The concept of town-twinning began after World War II with the purpose of developing friendships and creating understanding between differing cultures, particularly between former enemies who were now working towards "peace and reconciliation" ("Twin towns and sister cities"). Twin towns, also called sister cities, is specifically a type of legal agreement between "towns, cities, countries," etc. aimed to "promote cultural and commercial ties" ("Twin towns and sister cities"). More specifically the idea of sister cities started with President General Dwight D. Eisenhower when he held a White House conference on citizen diplomacy in 1956. His goal was to "create bonds between different people from different cities around the world" in order to establish and maintain world peace ("Mission and History"). Sister cities are essentially formed when one city's government approaches another city with common interests and goals for their cities and can be formed when cities share culture, ethnic groups, and even industry in common. For example, the city of Cochabamba, Bolivia, is sister cities with both Cordoba, Argentina, and Miami, Florida. One reason is because Cochabamba was inhabited by the Spanish, making the city's dominant language Spanish, while Cordoba, Argentina, also became a colony of Spain's, making Spaniards one of the city's dominant ethnic groups, and Miami, Florida, was at one point claimed by the Spanish explorer Pedro Menendez de Aviles and is also a place for Cuban refuges, making Spanish speakers also Miami's majority. Hence we see that the two South American cities, Cochabamba and Cordoba, have bonded not only with each other but with Miami due to their shared Spanish language and culture.

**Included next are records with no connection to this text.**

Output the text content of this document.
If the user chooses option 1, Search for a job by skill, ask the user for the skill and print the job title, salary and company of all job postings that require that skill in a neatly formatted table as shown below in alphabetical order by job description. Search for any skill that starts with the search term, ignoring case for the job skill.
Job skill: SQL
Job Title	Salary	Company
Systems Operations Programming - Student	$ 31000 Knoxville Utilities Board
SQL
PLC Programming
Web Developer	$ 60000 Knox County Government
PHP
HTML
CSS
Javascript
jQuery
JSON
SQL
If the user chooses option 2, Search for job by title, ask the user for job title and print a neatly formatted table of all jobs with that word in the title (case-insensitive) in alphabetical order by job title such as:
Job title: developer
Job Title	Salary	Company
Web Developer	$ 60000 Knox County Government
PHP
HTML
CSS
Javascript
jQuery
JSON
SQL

Another example of South American sister cities is Manaus in Amazonas, which has many sister cities, including Rio de Janeiro in Brazil and even Salt Lake City, Utah. Manaus is located in the middle of the Amazon rainforest and surrounded by three different rivers, the Solimoes, the Negro, and the Amazon river, making it very isolated and remote. In fact, access to Manaus can only be achieved via boat and plane. The isolation of Manaus can be liked to Salt Lake City, which was permanently settled by the Latter-day Saints of the Church of Jesus Christ of Latter-day Saints, who were seeking isolation for religious practices. Salt Lake City is surrounded by the Wasatch and Oquirrh mountain ranges, canyons, and the Great Salt Lake, which is also surrounded by marshlands and mudflats. While the dominant religion in Manaus has become Catholicism, other missionaries have brought all kinds of faiths to the region, including Latter-day Saints missionaries. In fact, the Latter-day Saints church built its first temple in the city as recently as 2012. While Rio de Janeiro was settled by the Portuguese, it has become a diverse city, and while about half of the population is Catholic, similarly to Manaus, there is also a large percentage of Protestants. The Church of Latter-day Saints has also increased enough in numbers in Rio to announce plans for a Mormon temple in Rio de Janeiro, though "no groundbreaking date has been anounced" ("Rio de Janeiro Brazil Temple"). Hence, isolation, Catholicism, and Mormonism are all three things that join the two South American cities, Manaus and Rio, together, along with Salt Lake City.